Posted by Mrsk on June 29, 2005 at 22:44:54:

Croagh Patrick - They begin their station at the sign of St. Patrick’s knee, and there say seven paters, seven aves, and a creed; and go on their knees about the length of four perches, over rocks, until they get to a little altar, where they say fifteen paters, fifteen aves, and a creed; they then return, but still on their knees, and say seven paters, seven aves, and a creed. Thus ends their labour, unless they be married persons who have no children; [the additional rites belonging [54] to such persons we shall not detail;] after which they go down the mountain to the well of glass. There they sit up all night, and bring thither the blind, the halt, and the maimed, presenting them to the saint of the well, and cry to him to deliver them all from their diseases and infirmities. They sit up three nights, to wit, Monday, Wednesday, and Saturday, and next proceed to Aughawale, where they go through a station: and then enter the well, in which are three trouts; they pick op baits and throw them into the water, and it is the most lucky omen in the world to them if a trout come out and eat the bait, but, if not, they cry out to St. Columbkill to send them out; if they do not appear, there is some misfortune to come upon them, with the loss of friends and relations. If among the multitudes that come here there be any in war with their neighbours, they take up a flag which they call St. Columbkill’s slate; this they turn upside down in the name of that saint, and then return home and fast fifteen days, taking nothing but bread and water once in the twenty-four hours: this they do in honour of St. Columbkill, and to induce him to put the person or persons who have injured them to deaths But if that does not do, they return to the well again, and go round their station about it backwards, and turn the flag upside down again. If stormy weather happen, either in spring or harvest, the whole country will say that it was because Columbkill’s slate was turned, and they will even watch in harvest to prevent the people from turning it.

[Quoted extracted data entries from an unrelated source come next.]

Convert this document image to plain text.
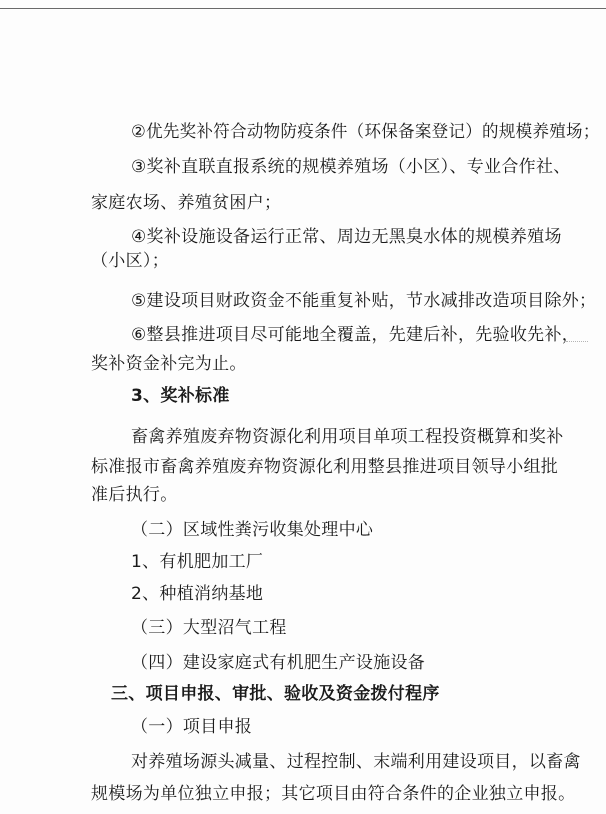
②优先奖补符合动物防疫条件（环保备案登记）的规模养殖场；
③奖补直联直报系统的规模养殖场（小区）、专业合作社、
家庭农场、养殖贫困户；
④奖补设施设备运行正常、周边无黑臭水体的规模养殖场
（小区）；
⑤建设项目财政资金不能重复补贴，节水减排改造项目除外；
⑥整县推进项目尽可能地全覆盖，先建后补，先验收先补，
奖补资金补完为止。
3、奖补标准
畜禽养殖废弃物资源化利用项目单项工程投资概算和奖补
标准报市畜禽养殖废弃物资源化利用整县推进项目领导小组批
准后执行。
（二）区域性粪污收集处理中心
1、有机肥加工厂
2、种植消纳基地
（三）大型沼气工程
（四）建设家庭式有机肥生产设施设备
三、项目申报、审批、验收及资金拨付程序
（一）项目申报
对养殖场源头减量、过程控制、末端利用建设项目，以畜禽
规模场为单位独立申报；其它项目由符合条件的企业独立申报。
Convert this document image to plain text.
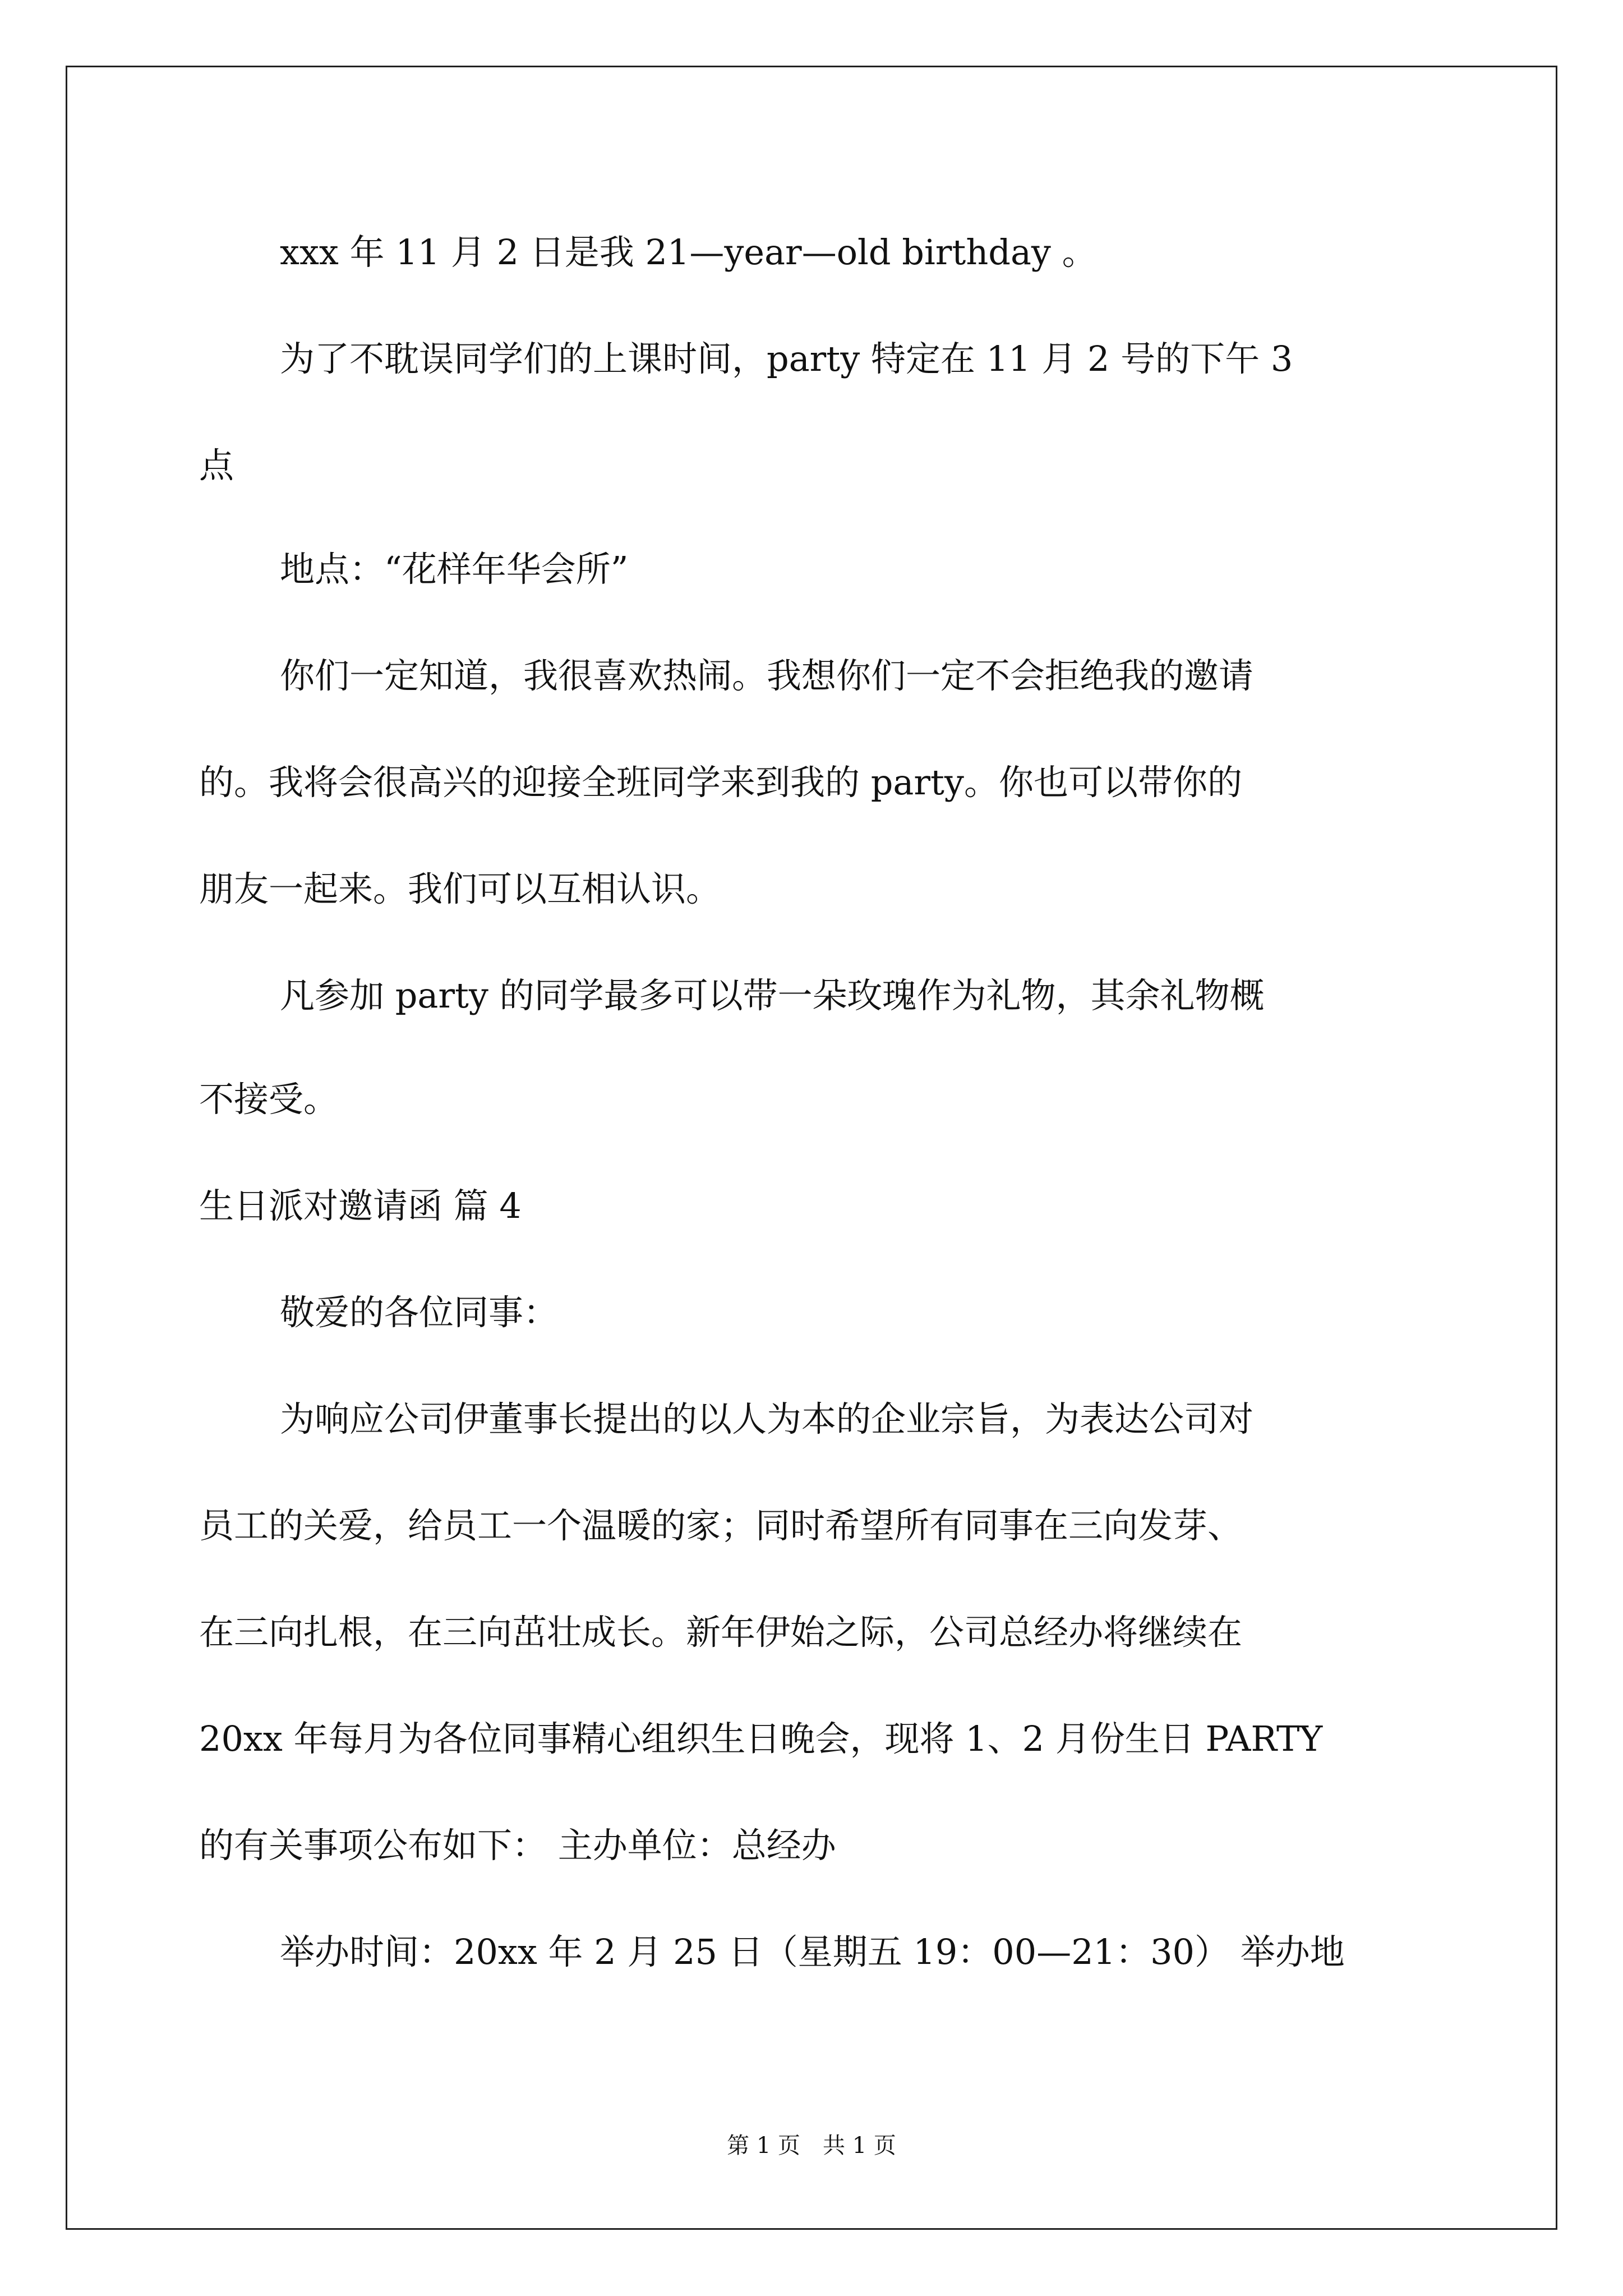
xxx 年 11 月 2 日是我 21—year—old birthday 。
为了不耽误同学们的上课时间，party 特定在 11 月 2 号的下午 3
点
地点：“花样年华会所”
你们一定知道，我很喜欢热闹。我想你们一定不会拒绝我的邀请
的。我将会很高兴的迎接全班同学来到我的 party。你也可以带你的
朋友一起来。我们可以互相认识。
凡参加 party 的同学最多可以带一朵玫瑰作为礼物，其余礼物概
不接受。
生日派对邀请函 篇 4
敬爱的各位同事：
为响应公司伊董事长提出的以人为本的企业宗旨，为表达公司对
员工的关爱，给员工一个温暖的家；同时希望所有同事在三向发芽、
在三向扎根，在三向茁壮成长。新年伊始之际，公司总经办将继续在
20xx 年每月为各位同事精心组织生日晚会，现将 1、2 月份生日 PARTY
的有关事项公布如下： 主办单位：总经办
举办时间：20xx 年 2 月 25 日（星期五 19：00—21：30） 举办地
第 1 页　共 1 页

They next proceed to AUGHAGOUR, where there is another well: after which the pilgrims go St. Patrick’s bed, where there are two old trees. It is awful to see the condition of these when the station is over. The people cut off their hair, both men and women, and take horse-shoes and brogue-nails, pins and needles, and fasten them to the trees; they also cut up their clothes, be they ever so new, and tie them to these trees, lest on the day of judgment the Almighty should forget that they came there, and in order that the tokens should [55] be known, when St. Patrick would lay them before the tribunal.

They next proceed to LOUGHHARROW, This lake is in the centre of a shaking bog, and within five or six miles of Balla; to this lake they bring large pieces of gutter, and throw them therein to the saint of the lake, praying him to. save their cattle that year. Here they have pipers and fiddlers, and tents of every description, an which whiskey is sold, and they dance round the lake, and drink whiskey. Here parties, and families, and parishes come to fight and quarrel; here also all manner of debaucheries are committed, and young persons are corrupted. In the end, they all bring home bottles of the lake water, and shake it among their cattle; and, if any person become sick, some of it is spilled into his ears.